Camp Fire is inclusive, welcoming youth and adults regardless of race, religion, socioeconomic status, disability, sexual orientation or other aspect of diversity.

One important difference is that Camp Fire is coeducational—we serve both boys and girls in virtually all programs. Parents who like to consolidate activities for their sons and daughters find Camp Fire valuable. On another level, Camp Fire’s relatively small size and autonomous council structure allow for more custom programs for the local communities. If increasing high school drop-out rates is a problem in one community and availability of school-age child care is a problem in another, then Camp Fire councils have the ability to concentrate on those problems, with assistance from the national system.

We also differ in the processes we use to develop children and youth. Camp Fire youth are encouraged to participate in group and individual projects, developing their social interaction skills, as well as their abilities to rely on themselves. We generally work with smaller numbers of children and youth, providing us opportunities to build special, supportive relationships with the girls and boys we serve.

Camp Fire programs are based more upon development of youth as individuals to become self-reliant, caring members of their families, their schools, their communities and their nation, while including sports, games, crafts, and other similar activities. Camp Fire relies on outcome-based coeducational curriculums to reach the children and youth, therefore, providing support and opportunities as they move from dependence to independence to interdependence.

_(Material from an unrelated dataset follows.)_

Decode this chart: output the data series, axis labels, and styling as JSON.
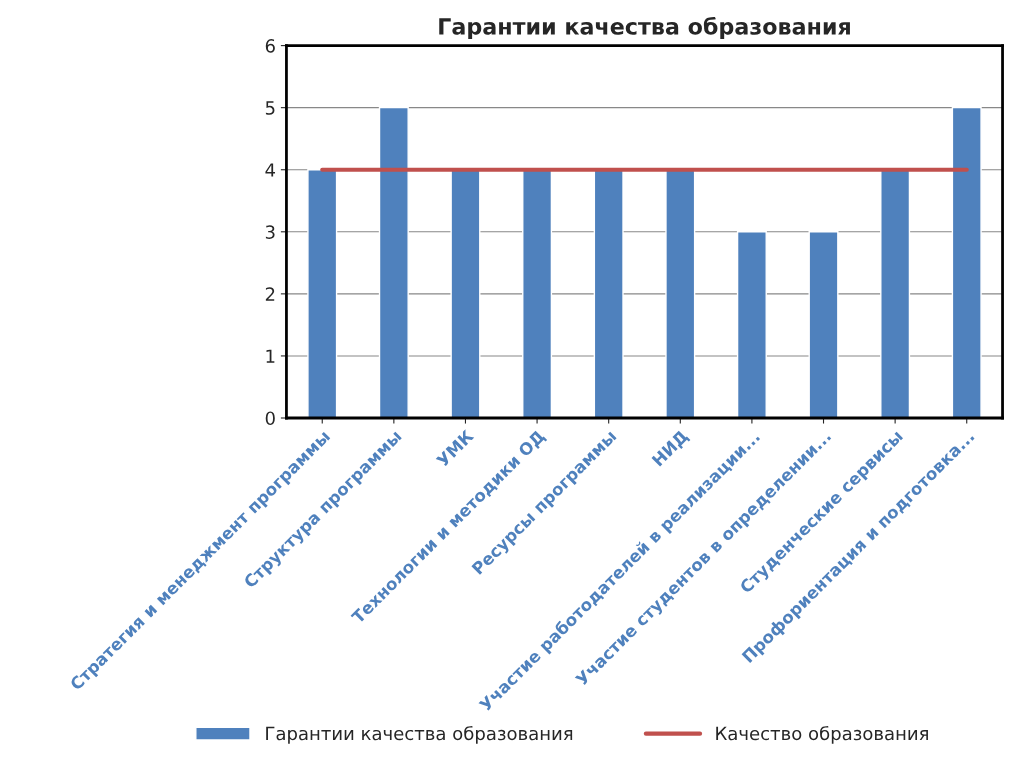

Yes, Camp Fire was founded in 1910 as an organization for girls and young women. This was the same year the Boy Scouts was founded and few organizations for girls existed. But as society’s values changed, Camp Fire realized there were many benefits to making the organization even more inclusive, rather than exclusive. The organization became officially coeducational in 1975 and was renamed Camp Fire Boys and Girls.

Today, Camp Fire brings boys and girls together through one organization, where they learn to play together, work together and appreciate their similarities and differences in positive ways. They understand that people from either gender can be their teachers, coworkers, supervisors, confidantes, coaches and friends. For families, Camp Fire’s coed programs allow parents to consolidate schedules for both their daughters and their sons. Our current membership is almost equally divided between boys and girls.

While we appreciate and honor our past, as culture has evolved, so has Camp Fire.